Tidak ada raut kaku, sebaliknya tatapan karib bagai menyambut sanak yang lama
dirindu. Dua tetua adat hadir bersilah di hadapan gentong, lalu kami diminta
maju berpasang-pasangan; ditaburi biji beras, diperciki air, lalu menggigit
bongkah beliung. Tali serat yang melilit daun Sengkuba diikatkan pada
pergelangan tangan kami. Ini seperti dinikahkan secara mendadak, tapi saya
memahaminya sebagai penerimaan tulus para penduduk.
Gong
terus bertalu selepas ritual, tarian kegembiraan tak terhentikan seiring tuak
putih beredar gelas demi gelas. Suasana sakral beradu keakraban. Perlahan drama
penerbangan yang tertunda disusul penat perjalanan panjang sehari semalam dari
Pangkalan Bun ke Lamandau pun sirna. Lihatlah, keluarga ternyata ada kemanapun
kita pergi!
Ritual Ikat Tongang. Kami maju berpasang-pasangan, duduk di hadapan para tetua. |
Ikat Tongang, melingkar di pergelangan tangan. Simbol penerimaan juga doa perlindungan untuk tamu maupun kerabat yang datang bertandang. |
Fatris MF, penulis, memamerkan gigi merahnya dari kunyahan siri pinang. Jalinan keakraban dengan penduduk Lopus. |
LOPUS, DESA YANG PENDUDUKNYA tak seberapa banyak itu sedang menata diri, berniat mengenalkan budaya serta rimba yang terlindung. Dia hanyalah secuil tanah di Kalimantan Tengah yang belum tersentuh perkebunan kelapa sawit. “Mudah-mudahan tidak. Kami berjuang menolak kehadiran kelapa sawit disini. Tanaman itu menghasilkan uang dalam waktu singkat, tapi membawa malapetaka bagi keturunan kami kemudian hari nanti. Tidak semua bagian Kalimantan musti dipenuhi kelapa sawit,” kata Pak Kakap, salah satu tokoh masyarakat Lopus.
Pembicaraan
yang bersinggungan dengan perkebunan kelapa sawit yang melenyapkan area hutan
telah menjadi kegusaran banyak pihak, terlebih penduduk asli Kalimantan.

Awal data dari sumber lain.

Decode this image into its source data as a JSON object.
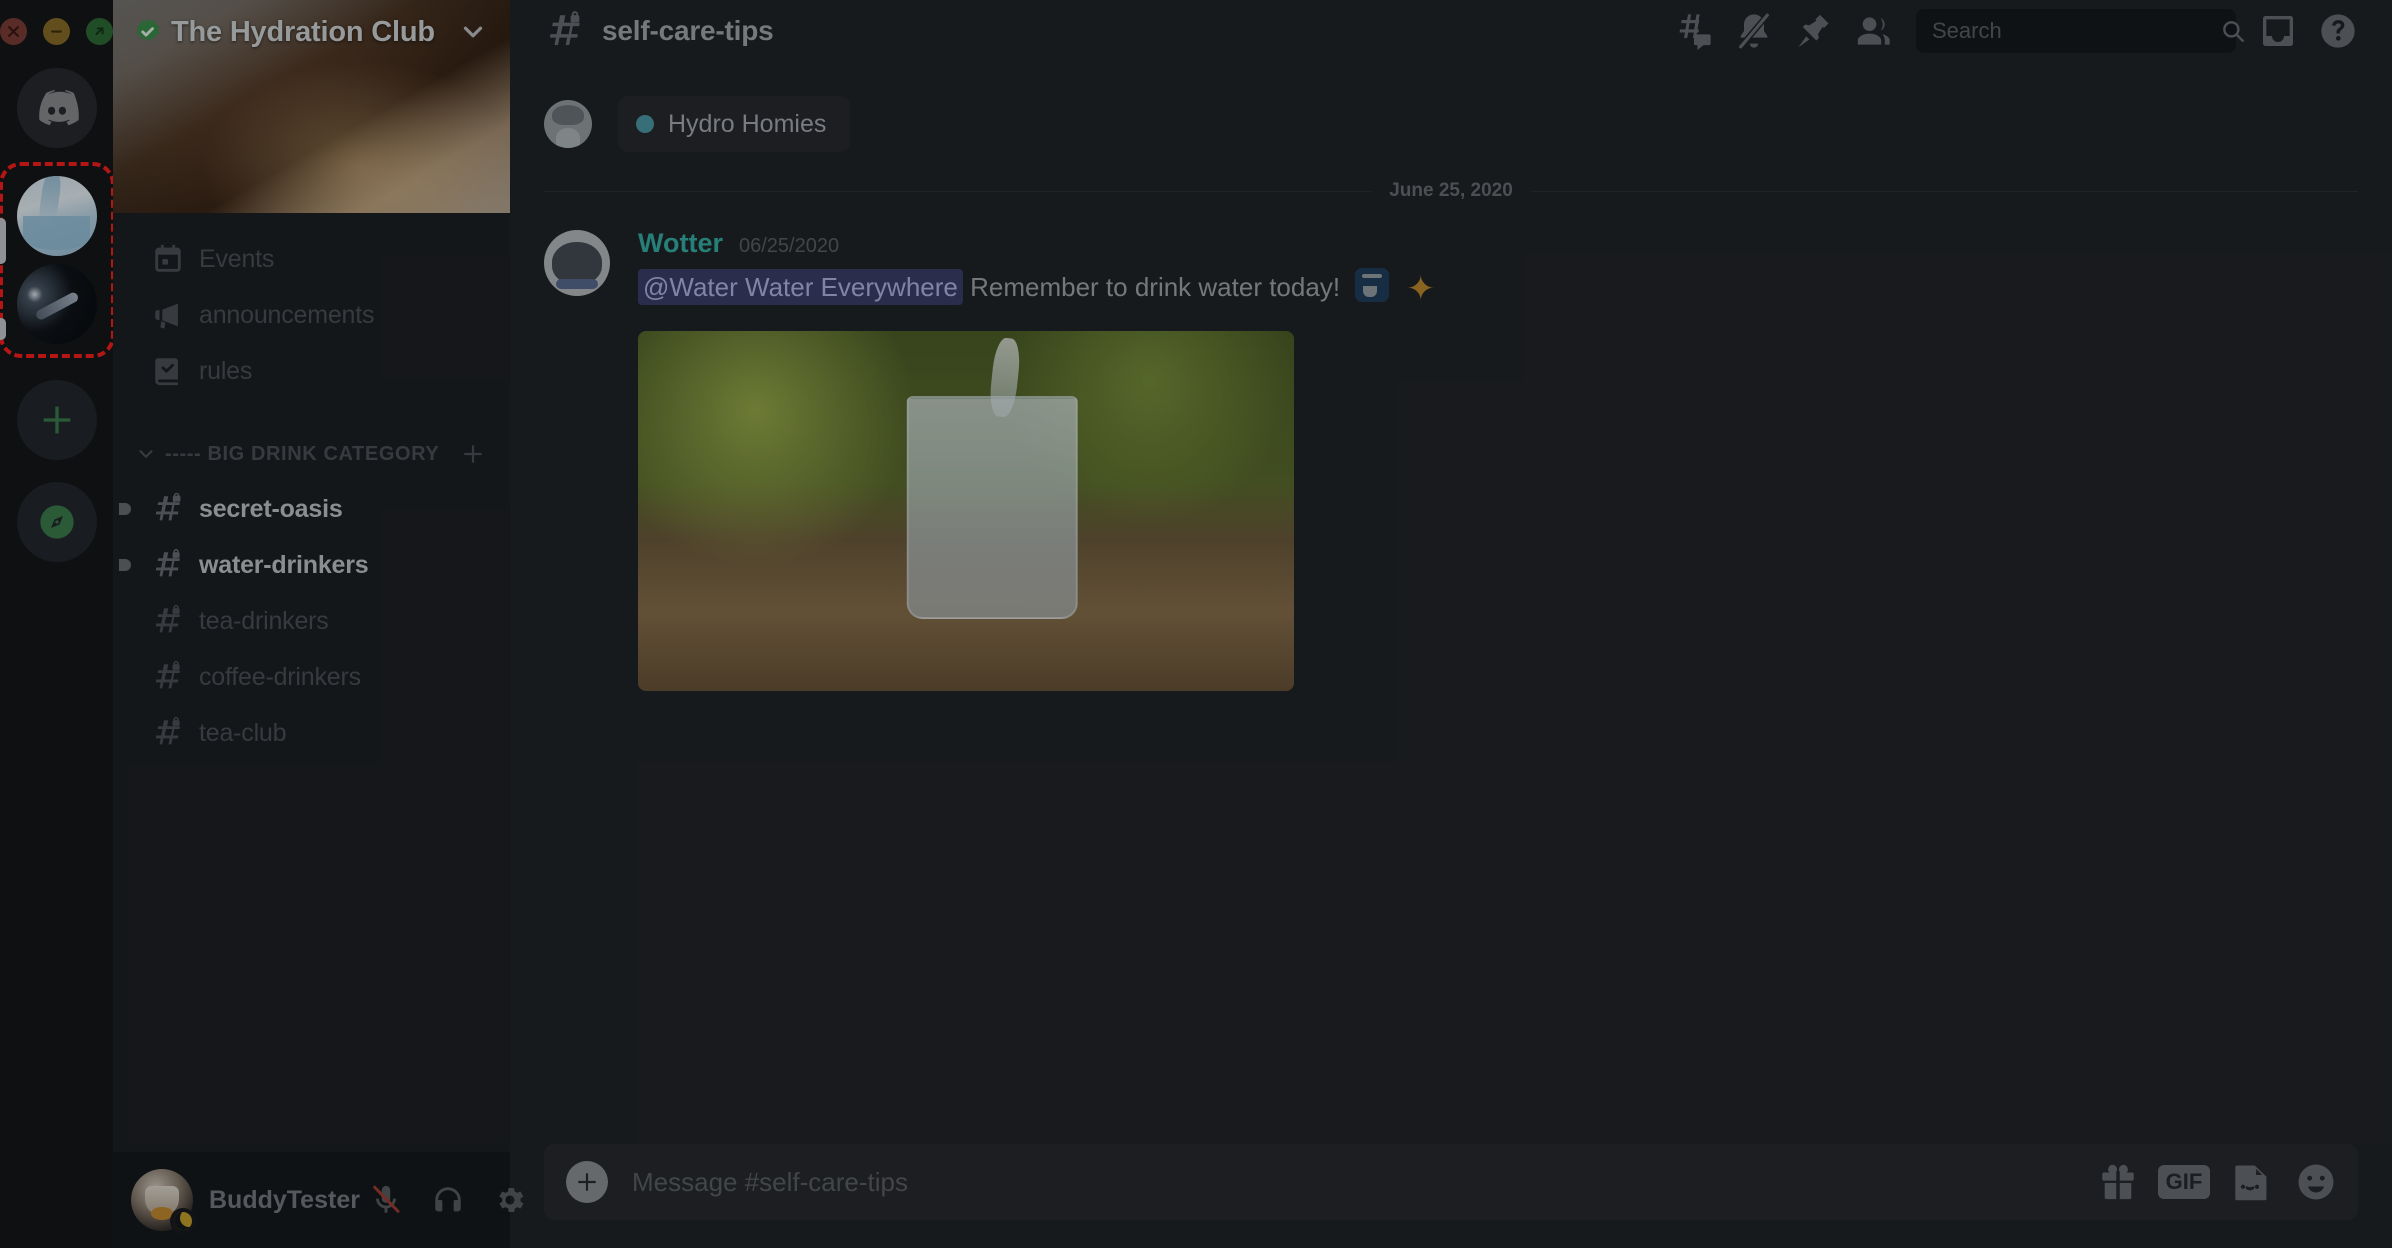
{
  "window": {
    "traffic_lights": [
      {
        "name": "close",
        "color": "#7e3b36"
      },
      {
        "name": "minimize",
        "color": "#8a6a24"
      },
      {
        "name": "maximize",
        "color": "#2d6b33"
      }
    ]
  },
  "guild_rail": {
    "home_label": "Discord Home",
    "servers": [
      {
        "name": "The Hydration Club",
        "thumb": "water-pour",
        "has_unread": true
      },
      {
        "name": "Mic Server",
        "thumb": "microphone",
        "has_unread": true
      }
    ],
    "add_server_label": "Add a Server",
    "explore_label": "Explore Public Servers",
    "highlight_color": "#ff1a1a"
  },
  "server": {
    "name": "The Hydration Club",
    "verified": true,
    "banner_alt": "tea being poured into a cup"
  },
  "channels": {
    "top_items": [
      {
        "label": "Events",
        "icon": "calendar-icon",
        "unread": false,
        "locked": false
      },
      {
        "label": "announcements",
        "icon": "megaphone-icon",
        "unread": false,
        "locked": false
      },
      {
        "label": "rules",
        "icon": "rulebook-icon",
        "unread": false,
        "locked": false
      }
    ],
    "category": {
      "label": "----- BIG DRINK CATEGORY",
      "expanded": true,
      "add_channel_label": "Create Channel"
    },
    "items": [
      {
        "label": "secret-oasis",
        "icon": "hash-lock-icon",
        "unread": true,
        "locked": true
      },
      {
        "label": "water-drinkers",
        "icon": "hash-lock-icon",
        "unread": true,
        "locked": true
      },
      {
        "label": "tea-drinkers",
        "icon": "hash-lock-icon",
        "unread": false,
        "locked": true
      },
      {
        "label": "coffee-drinkers",
        "icon": "hash-lock-icon",
        "unread": false,
        "locked": true
      },
      {
        "label": "tea-club",
        "icon": "hash-lock-icon",
        "unread": false,
        "locked": true
      }
    ]
  },
  "user_panel": {
    "username": "BuddyTester",
    "status": "idle",
    "status_color": "#c9a227",
    "actions": [
      {
        "name": "microphone-muted-icon",
        "label": "Unmute",
        "muted": true
      },
      {
        "name": "headphones-icon",
        "label": "Deafen",
        "muted": false
      },
      {
        "name": "gear-icon",
        "label": "User Settings",
        "muted": false
      }
    ]
  },
  "chat_header": {
    "channel_name": "self-care-tips",
    "channel_locked": true,
    "buttons": [
      {
        "name": "threads-icon",
        "label": "Threads"
      },
      {
        "name": "bell-muted-icon",
        "label": "Notification Settings"
      },
      {
        "name": "pin-icon",
        "label": "Pinned Messages"
      },
      {
        "name": "members-icon",
        "label": "Member List"
      },
      {
        "name": "inbox-icon",
        "label": "Inbox"
      },
      {
        "name": "help-icon",
        "label": "Help"
      }
    ]
  },
  "search": {
    "placeholder": "Search",
    "value": ""
  },
  "conversation": {
    "role_tag": {
      "label": "Hydro Homies",
      "dot_color": "#4e9aa8"
    },
    "date_divider": "June 25, 2020",
    "message": {
      "author": "Wotter",
      "author_color": "#36b3a8",
      "timestamp": "06/25/2020",
      "mention": "@Water Water Everywhere",
      "text": "Remember to drink water today!",
      "emojis": [
        "potable-water-emoji",
        "sparkles-emoji"
      ],
      "attachment_alt": "glass of water being poured outdoors"
    }
  },
  "composer": {
    "placeholder": "Message #self-care-tips",
    "value": "",
    "add_label": "Upload a File",
    "actions": [
      {
        "name": "gift-icon",
        "label": "Gift Nitro"
      },
      {
        "name": "gif-icon",
        "label": "GIF"
      },
      {
        "name": "sticker-icon",
        "label": "Sticker"
      },
      {
        "name": "emoji-icon",
        "label": "Emoji"
      }
    ]
  }
}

Dibalik godaan devisa, masa depan Kalimantan sebagai kantong paru-paru dunia
berada di ujung tanduk. “When people talk about world’s rainforest, they
mention Kalimantan. But if they come to see this island, they will regret, as
the forests are swiftly gone,” celetuk
Tommy Schultz, penulis Amerika yang ikut dalam kelompok kami. Tommy sudah
beberapa kali mengunjungi Kalimantan dan menurutnya tahun demi tahun
lahan-lahan yang sebelumnya hutan terus diubah menjadi kebun kelapa sawit. “It
is ridiculous,” keluh Tommy.
Penyambutan tamu di gerbang kampung, selalu disuguhi tuak putih yang ditaruh dalam wadah dari tanduk kerbau. |
Sepasang remaja berpakaian tradisional Dayak. Umumnya penduduk Lopus beragama Kristen Protestan, dan pendidikan disini lumayan bagus meski daerahnya jauh dijangkau. |
Senjata khas Dayak Tomun, pangkalnya berukir Lintah |
Sebagai upaya membendung perombakan hutan, warga Lopus membuka pintu bagi sejumlah gagasan yang pro terhadap kelestarian hayati di wilayahnya. Salah satunya lewat wisata alam berpadu budaya Dayak. Kelompok wisata “Kokoran Botuah” pun dibentuk. Tapi mereka memilih program yang betul-betul sejalan dengan harapan mereka. “Kalau datang untuk belajar tentang isi hutan, datang untuk mengenal budaya Dayak, bersedia jalan kaki dan rela kehilangan koneksi internet, kami akan senang menerimanya,” ujar Pak Kakap.
Didukung
oleh SwissContact, sebuah lembaga non-profit yang bergerak dibidang
pengembangan dan manajemen wisata, serta beberapa pelaku wisata setempat yang
bergabung dalam FTKP (Forum Tata Kelola Pariwisata), penduduk Lopus pelan-pelan
membenah daerahnya. Pementasan budaya juga ajakan mengalami ritual-ritual adat seperti
Ikat Tongang merupakan satu fitur di samping penjelajahan alam yang ditawarkan
kelompok wisata desa Kokoran Botuah, namun mereka juga sadar bahwa banyak hal
harus dipersiapkan demi menyenangkan tetamu di Lopus.
Sehari
setelah kami tiba, misalnya, kelompok pejalan lain menjajal rafting menyusur
sungai Delang yang kiri-kanannya berjejal pepohonan tinggi, sedangkan saya
memutuskan untuk menonton latihan tari yang digelar di lapangan kampung. Saya
membiarkan indra meresapi ‘kemewahan’ seperti ini: Berada di pedalaman, dimana
gemericik sungai beradu musik etnik, dan rancak tarian terpentas di bawah
langit berkabut, tanpa baliho atau spanduk perusahaan, tanpa tenda pejabat atau
mimbar tokoh politik. Sesuatu yang mulai langka saat ini di Indonesia, bukan?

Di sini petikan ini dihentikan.